What Factors Increase the Moral Justifiability of Tax Evasion? Empirical Evidence from a Factorial Survey

Dr Edurne Bartolome Peral (University of Deusto) - Presenting Author
Dr Hermann Dülmer (University of Cologne)

States are forced to collect revenues in order to fund public goods that benefit their collectivity. Since taxes reduce one`s disposable income, they are seen as burdens, which every rational individual should attempt to reduce. Based on this assumption, the standard economic model tries to explain tax evasion by audit probabilities, penalties, tax rates and income. However, given the low audit probabilities and the low typical punishment, the rates of actually observed tax compliance is much higher than predicted by this model. But, under which circumstances do individuals tend to evade their taxes? In order to resolve the puzzle of tax compliance, researchers distinguish between coercive compliance (standard economic model) and voluntary compliance (legitimacy-based model). According to the latter model, in order to create and reproduce legitimacy states must provide public goods that are intended to fund and guarantee that other taxpayers pay their taxes. However, the capacity of the state to provide public tax funded goods can be reduced by state corruption, which violates the implicit social contract between the state and the citizens, as well as by state inefficiency. Whereas these and similar factors build the frame (vignettes) for the extent to which tax evasion might be seen as more or less justifiable, personal characteristics are also expected to contribute to explain the judgment of respondents. The aim of this contribution is to analyse tax moral through a factorial survey conducted in 2017 with a convenience sample of German and Spanish citizens. In order to enhance our understanding of the causes of tax morale, a special focus is directed on modernization and its impact on morality and moral change (cf. also Inglehart/Welzel 2005, Nunner-Winkler 1996, Dülmer 2014).

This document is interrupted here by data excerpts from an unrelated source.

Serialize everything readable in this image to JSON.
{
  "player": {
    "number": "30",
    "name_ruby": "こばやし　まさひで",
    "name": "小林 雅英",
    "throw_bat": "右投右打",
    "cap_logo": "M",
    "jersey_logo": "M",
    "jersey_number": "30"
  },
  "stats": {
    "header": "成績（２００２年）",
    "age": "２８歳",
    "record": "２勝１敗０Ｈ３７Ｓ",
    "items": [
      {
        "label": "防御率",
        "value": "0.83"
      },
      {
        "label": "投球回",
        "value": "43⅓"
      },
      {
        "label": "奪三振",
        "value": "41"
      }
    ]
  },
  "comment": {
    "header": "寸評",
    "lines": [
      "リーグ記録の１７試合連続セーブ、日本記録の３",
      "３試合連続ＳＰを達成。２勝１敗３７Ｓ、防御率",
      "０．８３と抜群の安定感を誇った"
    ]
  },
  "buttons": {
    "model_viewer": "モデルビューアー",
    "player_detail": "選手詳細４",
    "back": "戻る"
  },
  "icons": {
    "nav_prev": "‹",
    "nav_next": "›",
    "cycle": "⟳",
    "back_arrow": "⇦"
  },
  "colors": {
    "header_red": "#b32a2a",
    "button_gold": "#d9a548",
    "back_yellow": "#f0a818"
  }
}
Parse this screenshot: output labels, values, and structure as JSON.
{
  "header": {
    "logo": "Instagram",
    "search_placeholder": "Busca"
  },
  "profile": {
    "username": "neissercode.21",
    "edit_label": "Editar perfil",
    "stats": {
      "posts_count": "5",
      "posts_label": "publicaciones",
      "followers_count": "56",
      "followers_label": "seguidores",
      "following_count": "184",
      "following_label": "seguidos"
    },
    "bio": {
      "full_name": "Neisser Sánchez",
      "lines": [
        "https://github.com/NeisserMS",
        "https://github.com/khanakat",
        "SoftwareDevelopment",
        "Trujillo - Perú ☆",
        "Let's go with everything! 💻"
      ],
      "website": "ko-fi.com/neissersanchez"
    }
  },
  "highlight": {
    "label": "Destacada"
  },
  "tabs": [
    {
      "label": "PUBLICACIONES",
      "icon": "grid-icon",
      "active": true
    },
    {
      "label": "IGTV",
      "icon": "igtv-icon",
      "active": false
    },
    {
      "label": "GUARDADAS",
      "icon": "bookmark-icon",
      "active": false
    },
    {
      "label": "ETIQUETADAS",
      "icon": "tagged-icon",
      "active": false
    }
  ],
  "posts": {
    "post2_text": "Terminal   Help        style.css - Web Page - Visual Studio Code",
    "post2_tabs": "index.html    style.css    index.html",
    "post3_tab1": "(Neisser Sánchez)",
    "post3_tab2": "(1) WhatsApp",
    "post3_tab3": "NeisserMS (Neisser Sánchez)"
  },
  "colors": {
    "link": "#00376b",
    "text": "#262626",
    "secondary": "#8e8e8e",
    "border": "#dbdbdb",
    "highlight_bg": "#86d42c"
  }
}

Attitudes on Electricity Generating Technologies: The Role of Arguments, Message Cues and Energy Security Issues

Dr Hawal Shamon ( Institute of Energy and Climate Research Systems Analysis and Technology Evaluation (IEK-STE)) - Presenting Author
Mrs Maria Belka ( Institute of Energy and Climate Research Systems Analysis and Technology Evaluation (IEK-STE))

In Germany, different stakeholders inject themselves into the societal debate on the benefits and risks of the so called “Energiewende” by running simultaneously information campaigns with opposing positions towards different electricity generating technologies. While some stakeholders aim at persuading the public of the benefits of particular electricity generating technologies needed for the success of the Energiewende, other stakeholders adduce reasons against them. In our study, we examine the impact of information campaigns and energy security relevant issues on attitudes towards six electricity generating technologies needed for the German energy transition (i.e., coal power plants, gas power plants, offshore wind power plants, offshore wind power plants, solar parks, and biomass power plants) among the German population. For the examination of our theoretically derived hypotheses, we designed an experimental survey and administered it to a representative sample of the German population. Due to its experimental design, our study allows the quantification of the isolated impact of arguments for and against the technologies, different communication sources (e.g., NGOs, ruling party) as well as energy security relevant issues (e.g., import dependency) on attitudes towards each of the six technologies.